Parts of Georgia’s law that allows a person’s refusal to submit to a breath test in a DUI stop were ruled unconstitutional in a unanimous state Supreme Court decision issued Monday.
The state Supreme Court decision said that a person’s right against self-incrimination under the Georgia Constitution prevents prosecutors from bringing up in trial a person’s refusal to blow into a breathalyzer.
In the case appealed to the court, the state was prosecuting Andrea Elliott for driving under the influence of alcohol. The case dates to 2015 when Elliott was stopped by a police officer in Clarke County, Georgia after she was observed committing traffic violations. Elliott refused to submit to a breathalyzer test and she was arrested under Georgia’s “implied consent notice.”
The implied consent notice states that drivers are “required to submit to state-administered chemical tests of your blood, breath, urine, or other bodily substances for the purpose of determining if you are under the influence of alcohol or drugs.” If a driver refuses the testing, their Georgia driver’s license or privilege to drive in the state will be suspended for a minimum of one year. In addition, if you refuse the test, your refusal can be used against you at trial.

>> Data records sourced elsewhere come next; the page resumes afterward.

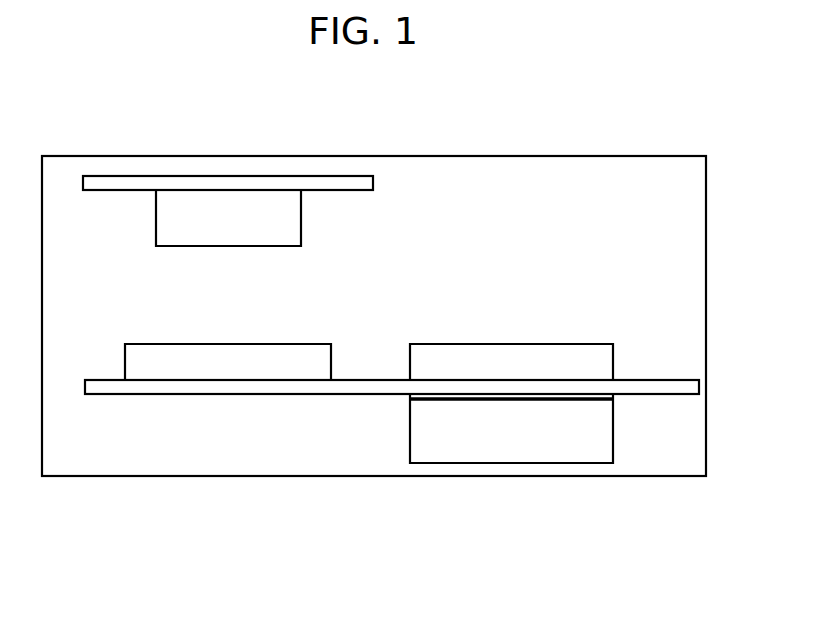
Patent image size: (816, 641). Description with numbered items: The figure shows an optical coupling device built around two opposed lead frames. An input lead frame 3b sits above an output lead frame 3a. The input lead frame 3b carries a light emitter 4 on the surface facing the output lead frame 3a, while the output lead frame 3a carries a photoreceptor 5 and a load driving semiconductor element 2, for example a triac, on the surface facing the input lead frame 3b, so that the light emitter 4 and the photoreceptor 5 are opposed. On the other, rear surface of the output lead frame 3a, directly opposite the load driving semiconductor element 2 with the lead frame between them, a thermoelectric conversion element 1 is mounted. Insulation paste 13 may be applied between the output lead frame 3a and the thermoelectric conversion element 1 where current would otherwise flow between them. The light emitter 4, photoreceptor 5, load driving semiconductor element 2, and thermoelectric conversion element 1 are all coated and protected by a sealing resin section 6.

The thermoelectric conversion element 1 is at (553, 433).
The load driving semiconductor element 2 is at (436, 360).
The output lead frame 3a is at (260, 388).
The input lead frame 3b is at (280, 190).
The light emitter 4 is at (195, 197).
The photoreceptor 5 is at (183, 370).
The sealing resin section 6 is at (566, 190).
The insulation paste 13 is at (505, 397).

Elliott’s attorney filed a motion to suppress her refusal of the test because using it against her would violate her right against self-incrimination under the Georgia Constitution. After losing at the trial court level, her attorney appealed the issue to the Georgia Supreme Court.
The state Supreme Court had previously ruled that a person’s right against self-incrimination prevented the state from forcing someone to submit to a chemical breath test (Olevik v. State 2017). In the Elliott case, the Supreme Court looked at the history surrounding the issue and examined cases dating back to 1879 and specifically looked at the Olevik case.
The court stated in Monday’s opinion, “after extensive review of the historical record and our case law…our state constitutional right does prohibit admission of evidence that Elliott refused a breath test.”
The Court stated
in its opinion that it understood the ruling issued Monday could have far-reaching consequences:
“This Court cannot change the Georgia Constitution, even if we believe there may be good policy reasons for doing so; only the General Assembly and the people of Georgia may do that. And this Court cannot rewrite statutes. This decision may well have implications for the continuing validity of the implied consent notice as applied to breath tests, but revising that notice is a power reserved to the General Assembly.”
The court continued, “Consequently, we conclude that §§ 40-5-67.1 (b) and 40-6-392 (d) are unconstitutional to the extent that they allow a defendant’s refusal to submit to a breath test to be admitted into evidence at a criminal trial.”
In a concurring opinion issued by Justice Michael Boggs, he sought to clarify a few areas related to the decision stating:
“the scope of these decisions is limited to chemical tests of a driver’s breath; they do not apply to tests of a driver’s blood…Additionally, the holding that a driver’s refusal to take a breath test may not be used in a criminal proceeding does not forbid its use in an administrative proceeding concerning suspension of a driver’s license….” Boggs continued, ““that Georgia law ‘requires’ the driver to submit to breath testing; that the ‘refusal to submit…may be offered into evidence’ against the driver at trial; and that the driver’s license ‘may be suspended (as opposed to ‘shall’) if the driver submits and the results indicate an alcohol concentration above a prohibited level – are likely to become problematic in future cases as a result of Olevik or the Court’s decision today.”
Justice Boggs said as a result of the decision issued Monday and the Olevik decision, the Georgia General Assembly, “may wish to revise the provision of the implied consent law, particularly the content of the implied consent notice.”